I then phoned the state meteorological service, introduced myself as my brother, gave his shield number, which I happened to know, and asked a helpful lady there to please check on the Los Angeles weather for me for the night of March 14th, it was in connection with a serious felony I was investigating.
"No problem; hang on a tick," she said. A minute later she said, "Rain throughout the central LA area as a result of low-pressure field moving in from southwest, ceasing early morning. That do you?"
"Just fine." I thanked her, and hung up. Then I looked up and called the Diners Club and American Express emergency toll-free numbers. I like calling toll-free numbers, I often do it just for a little chat. In no time at all, thanks to Tony's credentials, I discovered that Mary Jones was in possession of a valid American Express Card, and that it had not been reported as lost or stolen or disfigured any time during that calendar year, let alone on or about March 14-15-16. Hmm.
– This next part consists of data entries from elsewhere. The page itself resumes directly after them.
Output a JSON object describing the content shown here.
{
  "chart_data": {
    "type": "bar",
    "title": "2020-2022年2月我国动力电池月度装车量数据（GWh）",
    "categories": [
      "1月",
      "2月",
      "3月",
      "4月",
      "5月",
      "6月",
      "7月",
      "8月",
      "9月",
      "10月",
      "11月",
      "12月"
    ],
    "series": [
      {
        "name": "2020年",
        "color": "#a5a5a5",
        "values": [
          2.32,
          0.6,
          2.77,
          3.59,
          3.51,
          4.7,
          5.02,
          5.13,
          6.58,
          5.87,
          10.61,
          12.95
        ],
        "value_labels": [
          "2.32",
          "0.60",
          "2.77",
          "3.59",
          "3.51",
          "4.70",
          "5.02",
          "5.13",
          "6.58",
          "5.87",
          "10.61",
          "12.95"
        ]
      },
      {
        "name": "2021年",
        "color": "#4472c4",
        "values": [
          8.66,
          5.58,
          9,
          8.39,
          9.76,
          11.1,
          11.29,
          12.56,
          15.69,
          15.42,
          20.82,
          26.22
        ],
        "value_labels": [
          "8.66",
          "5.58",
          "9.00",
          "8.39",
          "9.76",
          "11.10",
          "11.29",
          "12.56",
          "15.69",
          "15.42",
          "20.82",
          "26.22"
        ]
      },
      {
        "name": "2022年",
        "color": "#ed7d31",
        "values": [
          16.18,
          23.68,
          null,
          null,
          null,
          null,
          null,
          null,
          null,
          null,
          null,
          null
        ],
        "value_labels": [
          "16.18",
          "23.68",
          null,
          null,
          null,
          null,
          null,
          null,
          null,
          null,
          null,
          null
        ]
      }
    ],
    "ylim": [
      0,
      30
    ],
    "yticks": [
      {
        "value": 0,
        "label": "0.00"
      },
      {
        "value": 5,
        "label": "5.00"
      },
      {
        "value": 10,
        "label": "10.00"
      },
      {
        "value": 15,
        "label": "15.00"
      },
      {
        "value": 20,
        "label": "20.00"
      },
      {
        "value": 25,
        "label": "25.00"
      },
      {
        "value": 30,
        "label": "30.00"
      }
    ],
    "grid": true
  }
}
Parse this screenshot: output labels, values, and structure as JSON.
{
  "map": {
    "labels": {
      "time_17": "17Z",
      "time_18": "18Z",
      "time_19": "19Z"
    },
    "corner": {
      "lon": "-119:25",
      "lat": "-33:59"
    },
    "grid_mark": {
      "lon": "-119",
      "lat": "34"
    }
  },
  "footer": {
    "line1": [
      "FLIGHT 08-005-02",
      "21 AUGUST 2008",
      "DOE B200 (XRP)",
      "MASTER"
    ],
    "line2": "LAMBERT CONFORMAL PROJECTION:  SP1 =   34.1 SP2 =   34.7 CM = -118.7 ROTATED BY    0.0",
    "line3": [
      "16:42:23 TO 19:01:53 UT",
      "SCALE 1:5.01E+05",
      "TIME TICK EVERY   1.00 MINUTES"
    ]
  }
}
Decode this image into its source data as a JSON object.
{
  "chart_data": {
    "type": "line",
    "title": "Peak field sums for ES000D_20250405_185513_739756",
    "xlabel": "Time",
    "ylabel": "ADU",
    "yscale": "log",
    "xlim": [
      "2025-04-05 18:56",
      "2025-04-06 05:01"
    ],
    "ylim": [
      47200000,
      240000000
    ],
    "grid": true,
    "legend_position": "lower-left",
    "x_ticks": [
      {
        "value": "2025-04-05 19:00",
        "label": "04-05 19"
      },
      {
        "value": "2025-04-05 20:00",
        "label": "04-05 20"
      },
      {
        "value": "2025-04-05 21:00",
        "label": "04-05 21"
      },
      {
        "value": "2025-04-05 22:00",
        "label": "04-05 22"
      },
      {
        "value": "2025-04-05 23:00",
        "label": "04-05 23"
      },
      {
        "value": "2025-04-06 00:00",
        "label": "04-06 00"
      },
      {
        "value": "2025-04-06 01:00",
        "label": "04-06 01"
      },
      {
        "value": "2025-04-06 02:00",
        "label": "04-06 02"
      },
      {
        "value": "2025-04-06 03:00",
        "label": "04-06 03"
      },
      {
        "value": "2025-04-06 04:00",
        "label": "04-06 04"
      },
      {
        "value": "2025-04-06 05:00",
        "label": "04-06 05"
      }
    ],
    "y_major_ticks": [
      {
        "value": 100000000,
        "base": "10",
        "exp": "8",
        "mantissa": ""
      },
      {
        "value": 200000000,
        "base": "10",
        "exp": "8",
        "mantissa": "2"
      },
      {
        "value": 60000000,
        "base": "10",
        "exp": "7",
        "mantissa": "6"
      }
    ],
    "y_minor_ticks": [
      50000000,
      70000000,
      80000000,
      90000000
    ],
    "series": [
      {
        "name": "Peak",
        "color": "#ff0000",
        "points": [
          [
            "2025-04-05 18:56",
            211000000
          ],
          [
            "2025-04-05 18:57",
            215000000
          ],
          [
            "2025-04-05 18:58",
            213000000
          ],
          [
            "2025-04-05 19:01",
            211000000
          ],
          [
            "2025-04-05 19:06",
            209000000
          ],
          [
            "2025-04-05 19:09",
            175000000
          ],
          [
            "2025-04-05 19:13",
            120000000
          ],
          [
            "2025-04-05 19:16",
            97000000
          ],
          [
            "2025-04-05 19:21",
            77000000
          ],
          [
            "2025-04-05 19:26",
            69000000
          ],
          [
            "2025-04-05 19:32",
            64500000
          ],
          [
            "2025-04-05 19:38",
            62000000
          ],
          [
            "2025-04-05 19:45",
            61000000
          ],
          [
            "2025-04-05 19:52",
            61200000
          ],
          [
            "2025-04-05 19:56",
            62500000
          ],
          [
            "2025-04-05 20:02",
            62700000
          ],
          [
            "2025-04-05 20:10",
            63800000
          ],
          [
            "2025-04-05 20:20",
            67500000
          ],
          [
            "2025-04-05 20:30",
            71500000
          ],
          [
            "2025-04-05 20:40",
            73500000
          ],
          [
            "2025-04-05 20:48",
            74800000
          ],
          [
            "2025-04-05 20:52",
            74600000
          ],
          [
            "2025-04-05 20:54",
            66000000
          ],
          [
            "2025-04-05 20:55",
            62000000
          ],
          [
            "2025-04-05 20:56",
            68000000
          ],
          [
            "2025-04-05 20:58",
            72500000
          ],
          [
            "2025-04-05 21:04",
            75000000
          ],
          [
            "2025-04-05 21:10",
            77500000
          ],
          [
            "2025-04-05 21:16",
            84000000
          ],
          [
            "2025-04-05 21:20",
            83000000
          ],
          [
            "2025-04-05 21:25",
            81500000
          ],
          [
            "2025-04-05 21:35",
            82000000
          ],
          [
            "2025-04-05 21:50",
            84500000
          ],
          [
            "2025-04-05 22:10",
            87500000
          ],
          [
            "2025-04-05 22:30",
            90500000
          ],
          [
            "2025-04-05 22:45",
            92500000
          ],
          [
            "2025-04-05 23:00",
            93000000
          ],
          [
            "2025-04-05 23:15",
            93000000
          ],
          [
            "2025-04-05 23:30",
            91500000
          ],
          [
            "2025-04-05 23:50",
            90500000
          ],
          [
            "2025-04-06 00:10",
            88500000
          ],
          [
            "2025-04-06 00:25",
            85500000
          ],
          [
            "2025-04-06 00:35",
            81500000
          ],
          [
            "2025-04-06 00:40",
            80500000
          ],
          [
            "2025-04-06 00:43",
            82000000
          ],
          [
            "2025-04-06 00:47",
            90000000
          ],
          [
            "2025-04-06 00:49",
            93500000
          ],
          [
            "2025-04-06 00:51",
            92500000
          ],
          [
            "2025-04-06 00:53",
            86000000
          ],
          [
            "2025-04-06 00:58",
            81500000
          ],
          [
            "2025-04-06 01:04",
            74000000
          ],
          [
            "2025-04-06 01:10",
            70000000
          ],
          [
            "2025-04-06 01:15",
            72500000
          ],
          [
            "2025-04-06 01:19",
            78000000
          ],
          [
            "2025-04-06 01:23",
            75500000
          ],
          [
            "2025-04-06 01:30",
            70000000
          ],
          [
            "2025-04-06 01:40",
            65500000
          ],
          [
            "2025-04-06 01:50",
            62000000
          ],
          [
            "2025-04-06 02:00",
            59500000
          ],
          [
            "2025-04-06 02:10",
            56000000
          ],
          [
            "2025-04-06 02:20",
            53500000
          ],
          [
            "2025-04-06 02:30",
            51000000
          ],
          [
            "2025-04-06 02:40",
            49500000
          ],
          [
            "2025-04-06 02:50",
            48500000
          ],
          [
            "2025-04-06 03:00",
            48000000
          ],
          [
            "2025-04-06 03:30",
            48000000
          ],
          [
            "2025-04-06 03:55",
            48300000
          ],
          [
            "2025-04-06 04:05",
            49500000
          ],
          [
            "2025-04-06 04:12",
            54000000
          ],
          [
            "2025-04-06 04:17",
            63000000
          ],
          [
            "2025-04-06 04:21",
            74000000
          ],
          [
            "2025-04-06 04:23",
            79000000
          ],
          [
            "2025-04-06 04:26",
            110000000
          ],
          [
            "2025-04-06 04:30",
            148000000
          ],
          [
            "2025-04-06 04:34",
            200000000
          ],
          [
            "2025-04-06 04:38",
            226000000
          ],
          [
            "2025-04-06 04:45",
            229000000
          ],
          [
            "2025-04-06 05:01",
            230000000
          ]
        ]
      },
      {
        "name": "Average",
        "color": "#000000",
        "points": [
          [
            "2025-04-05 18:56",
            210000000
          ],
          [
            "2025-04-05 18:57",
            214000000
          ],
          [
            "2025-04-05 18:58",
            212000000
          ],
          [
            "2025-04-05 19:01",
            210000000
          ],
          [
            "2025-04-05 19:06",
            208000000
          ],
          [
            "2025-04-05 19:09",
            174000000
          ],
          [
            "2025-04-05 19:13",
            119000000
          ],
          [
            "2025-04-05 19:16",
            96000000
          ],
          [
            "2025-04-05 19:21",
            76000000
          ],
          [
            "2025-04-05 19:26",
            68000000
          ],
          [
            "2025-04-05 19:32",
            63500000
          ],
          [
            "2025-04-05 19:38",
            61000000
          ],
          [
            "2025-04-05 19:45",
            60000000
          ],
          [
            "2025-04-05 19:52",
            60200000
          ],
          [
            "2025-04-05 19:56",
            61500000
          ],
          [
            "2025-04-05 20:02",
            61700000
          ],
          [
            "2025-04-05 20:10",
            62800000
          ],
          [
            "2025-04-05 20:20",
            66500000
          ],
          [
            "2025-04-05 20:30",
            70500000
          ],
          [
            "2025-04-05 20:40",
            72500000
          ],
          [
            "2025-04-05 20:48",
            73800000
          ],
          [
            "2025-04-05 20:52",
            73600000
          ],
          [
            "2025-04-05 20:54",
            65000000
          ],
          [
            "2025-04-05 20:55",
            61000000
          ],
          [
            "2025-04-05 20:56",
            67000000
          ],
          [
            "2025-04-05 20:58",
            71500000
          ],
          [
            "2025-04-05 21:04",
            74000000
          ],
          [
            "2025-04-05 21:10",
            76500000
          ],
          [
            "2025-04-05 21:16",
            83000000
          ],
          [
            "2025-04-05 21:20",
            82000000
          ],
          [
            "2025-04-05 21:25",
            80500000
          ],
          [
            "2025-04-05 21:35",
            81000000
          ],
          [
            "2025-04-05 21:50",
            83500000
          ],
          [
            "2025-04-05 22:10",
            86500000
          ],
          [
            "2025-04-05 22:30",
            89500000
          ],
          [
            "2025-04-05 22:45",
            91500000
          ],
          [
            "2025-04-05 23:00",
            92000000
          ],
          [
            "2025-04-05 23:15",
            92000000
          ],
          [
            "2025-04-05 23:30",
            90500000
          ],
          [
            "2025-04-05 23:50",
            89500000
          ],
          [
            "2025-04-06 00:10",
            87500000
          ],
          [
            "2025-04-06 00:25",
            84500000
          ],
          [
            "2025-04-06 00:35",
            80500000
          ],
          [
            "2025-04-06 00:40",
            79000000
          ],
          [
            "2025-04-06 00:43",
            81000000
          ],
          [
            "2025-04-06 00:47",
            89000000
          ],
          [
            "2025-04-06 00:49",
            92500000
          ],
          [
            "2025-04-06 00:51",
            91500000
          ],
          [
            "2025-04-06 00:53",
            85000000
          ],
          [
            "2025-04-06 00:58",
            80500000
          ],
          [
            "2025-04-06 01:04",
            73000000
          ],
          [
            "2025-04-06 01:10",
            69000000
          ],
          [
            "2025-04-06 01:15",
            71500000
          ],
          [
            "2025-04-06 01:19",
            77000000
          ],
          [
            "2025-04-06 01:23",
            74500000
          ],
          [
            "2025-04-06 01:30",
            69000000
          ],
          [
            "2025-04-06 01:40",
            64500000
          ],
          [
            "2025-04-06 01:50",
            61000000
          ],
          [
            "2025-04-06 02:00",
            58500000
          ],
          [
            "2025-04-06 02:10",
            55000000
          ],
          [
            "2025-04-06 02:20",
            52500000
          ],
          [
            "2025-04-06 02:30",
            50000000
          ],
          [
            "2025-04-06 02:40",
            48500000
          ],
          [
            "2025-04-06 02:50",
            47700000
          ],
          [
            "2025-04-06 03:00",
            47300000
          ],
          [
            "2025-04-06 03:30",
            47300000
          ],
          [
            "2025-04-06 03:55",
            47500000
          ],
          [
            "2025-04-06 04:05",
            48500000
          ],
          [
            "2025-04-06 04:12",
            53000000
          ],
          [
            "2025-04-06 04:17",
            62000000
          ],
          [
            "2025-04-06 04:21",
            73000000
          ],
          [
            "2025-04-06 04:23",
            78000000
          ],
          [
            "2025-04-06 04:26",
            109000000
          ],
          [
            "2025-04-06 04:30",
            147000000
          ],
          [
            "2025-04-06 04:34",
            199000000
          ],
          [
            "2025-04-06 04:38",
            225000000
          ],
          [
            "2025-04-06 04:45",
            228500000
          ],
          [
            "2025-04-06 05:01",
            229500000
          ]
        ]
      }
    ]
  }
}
Then I thought a bit. Then I rang the theater. After hanging on for a while, and being treated to a medley of popular show tunes of yesteryear, a pleasant female voice said, "Alameda Theater box office, can I help you?"
"Well, I certainly hope so, miss," I said in a dithering fashion. "I just don't know what to do. We're supposed to come and see the show tonight, that's me and Mrs. Bardwell and Hayley, our eldest? I can't tell you how much we've been looking forward to it."
"What's the problem, Mr. Bardwell?"
"It's the tickets!" I said. "She's off visiting Mother in Culver City, and I just don't know what she's done about them. She works for IMM, you know, where they have this cheap theater ticket program? She told me how it operates once, but my memory is like a total sieve these days, I think it's my new medication, frankly. I really do."
"How it operates, Mr. Bardwell," the lady said patiently, "is that we give special rates for group bookings."
"Do you!" I said. "Just like the airlines?"
"Just like the airlines," she said. "So a large company such as IMM will make a block booking, and pass the savings along to their employees. Sometimes the seats are all booked for one or two specific nights, but often they are spread out at so many per show over an entire month, to give the employees more choice."